For the first time in English, a mind-bending, surreal masterpiece by “the forerunner of them all” (Pablo Neruda) In the city of San Agustín de Tango, the banal is hard to tell from the bizarre. In a single day, a man is guillotined for preaching the intellectual pleasures of sex; an ostrich in a zoo, reversing roles, devours a lion; and a man, while urinating, goes bungee jumping through time itself—and manages to escape. Or does he? Witness the weird machinery of Yesterday, where the Chilean master Juan Emar deploys irony, digression, and giddy repetitions to ratchet up narrative tension again and again and again, in this thrilling whirlwind of the ecstatically unexpected—all wed to the happiest marriage of any novel, ever.
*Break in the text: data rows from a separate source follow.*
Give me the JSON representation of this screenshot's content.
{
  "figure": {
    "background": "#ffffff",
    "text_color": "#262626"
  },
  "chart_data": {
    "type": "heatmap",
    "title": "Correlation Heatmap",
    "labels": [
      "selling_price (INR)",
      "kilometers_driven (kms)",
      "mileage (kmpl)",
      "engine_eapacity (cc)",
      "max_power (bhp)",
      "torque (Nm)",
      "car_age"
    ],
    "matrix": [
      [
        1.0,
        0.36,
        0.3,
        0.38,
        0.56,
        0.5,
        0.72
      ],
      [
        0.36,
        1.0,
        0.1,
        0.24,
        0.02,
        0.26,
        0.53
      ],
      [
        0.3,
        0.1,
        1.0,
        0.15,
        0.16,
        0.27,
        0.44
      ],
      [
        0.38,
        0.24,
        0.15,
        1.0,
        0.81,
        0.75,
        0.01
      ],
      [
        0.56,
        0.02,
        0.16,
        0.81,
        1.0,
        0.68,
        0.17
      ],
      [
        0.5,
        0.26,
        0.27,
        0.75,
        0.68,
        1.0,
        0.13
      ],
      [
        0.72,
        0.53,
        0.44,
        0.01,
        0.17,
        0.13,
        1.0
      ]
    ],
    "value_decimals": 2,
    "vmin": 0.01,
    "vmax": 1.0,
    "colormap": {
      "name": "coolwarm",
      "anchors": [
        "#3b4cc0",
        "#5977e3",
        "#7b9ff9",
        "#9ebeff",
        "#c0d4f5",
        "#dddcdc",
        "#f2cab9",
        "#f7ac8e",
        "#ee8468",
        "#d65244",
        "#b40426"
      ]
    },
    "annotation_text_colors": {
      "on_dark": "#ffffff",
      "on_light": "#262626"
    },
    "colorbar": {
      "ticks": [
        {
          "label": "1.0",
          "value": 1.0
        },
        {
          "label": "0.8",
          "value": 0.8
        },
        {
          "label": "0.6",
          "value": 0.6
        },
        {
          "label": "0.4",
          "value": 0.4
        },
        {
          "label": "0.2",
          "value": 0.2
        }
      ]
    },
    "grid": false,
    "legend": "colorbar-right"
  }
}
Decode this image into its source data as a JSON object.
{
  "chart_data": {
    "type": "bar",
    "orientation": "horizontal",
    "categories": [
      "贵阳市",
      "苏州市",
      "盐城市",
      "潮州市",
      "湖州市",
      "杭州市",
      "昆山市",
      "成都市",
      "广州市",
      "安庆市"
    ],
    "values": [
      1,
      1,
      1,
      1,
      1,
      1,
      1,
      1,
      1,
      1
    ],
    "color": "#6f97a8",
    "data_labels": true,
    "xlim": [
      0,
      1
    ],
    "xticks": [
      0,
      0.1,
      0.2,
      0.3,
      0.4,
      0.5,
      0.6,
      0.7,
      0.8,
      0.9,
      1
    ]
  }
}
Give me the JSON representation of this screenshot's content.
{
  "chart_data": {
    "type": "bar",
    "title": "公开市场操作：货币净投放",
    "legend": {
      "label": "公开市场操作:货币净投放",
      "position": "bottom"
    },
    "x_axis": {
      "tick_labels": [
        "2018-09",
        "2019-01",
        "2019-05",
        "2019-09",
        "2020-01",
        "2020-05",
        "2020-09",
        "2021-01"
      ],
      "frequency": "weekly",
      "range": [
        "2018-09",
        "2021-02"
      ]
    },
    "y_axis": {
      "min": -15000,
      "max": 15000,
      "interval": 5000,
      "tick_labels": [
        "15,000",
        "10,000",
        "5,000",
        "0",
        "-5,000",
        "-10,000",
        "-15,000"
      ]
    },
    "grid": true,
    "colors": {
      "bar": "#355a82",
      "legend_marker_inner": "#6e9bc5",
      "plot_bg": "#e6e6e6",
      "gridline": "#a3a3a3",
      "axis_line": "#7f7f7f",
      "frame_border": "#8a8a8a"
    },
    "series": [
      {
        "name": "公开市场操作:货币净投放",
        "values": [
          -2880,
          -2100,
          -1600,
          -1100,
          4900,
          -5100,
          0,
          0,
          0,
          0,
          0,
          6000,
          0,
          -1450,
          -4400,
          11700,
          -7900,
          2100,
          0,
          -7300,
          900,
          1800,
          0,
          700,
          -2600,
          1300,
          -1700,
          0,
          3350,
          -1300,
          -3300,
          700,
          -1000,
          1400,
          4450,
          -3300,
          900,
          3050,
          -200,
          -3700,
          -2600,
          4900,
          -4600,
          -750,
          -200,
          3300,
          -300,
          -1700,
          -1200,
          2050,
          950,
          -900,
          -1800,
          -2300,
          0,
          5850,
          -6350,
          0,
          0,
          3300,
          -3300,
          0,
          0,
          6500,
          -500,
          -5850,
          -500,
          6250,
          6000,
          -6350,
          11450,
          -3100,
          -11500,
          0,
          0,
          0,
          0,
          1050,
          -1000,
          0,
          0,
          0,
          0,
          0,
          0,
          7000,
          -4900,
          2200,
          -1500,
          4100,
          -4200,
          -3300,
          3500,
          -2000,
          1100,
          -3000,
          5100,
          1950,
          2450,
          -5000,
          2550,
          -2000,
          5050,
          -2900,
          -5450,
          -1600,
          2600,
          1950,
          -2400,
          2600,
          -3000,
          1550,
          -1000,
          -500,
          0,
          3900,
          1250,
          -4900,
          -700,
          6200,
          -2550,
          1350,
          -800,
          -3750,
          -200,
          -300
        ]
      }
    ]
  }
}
Born in Chile at the tail end of the nineteenth century, Juan Emar was largely overlooked during his lifetime, and lived in self-imposed exile from the literary circles of his day. A cult of Emarians, however, always persisted, and after several rediscoveries in the Spanish-speaking world, he is finally getting his international due with the English-language debut of Yesterday, deftly translated by Megan McDowell. Emar’s work offers unique and delirious pleasures, and will be an epiphany to anglophone readers.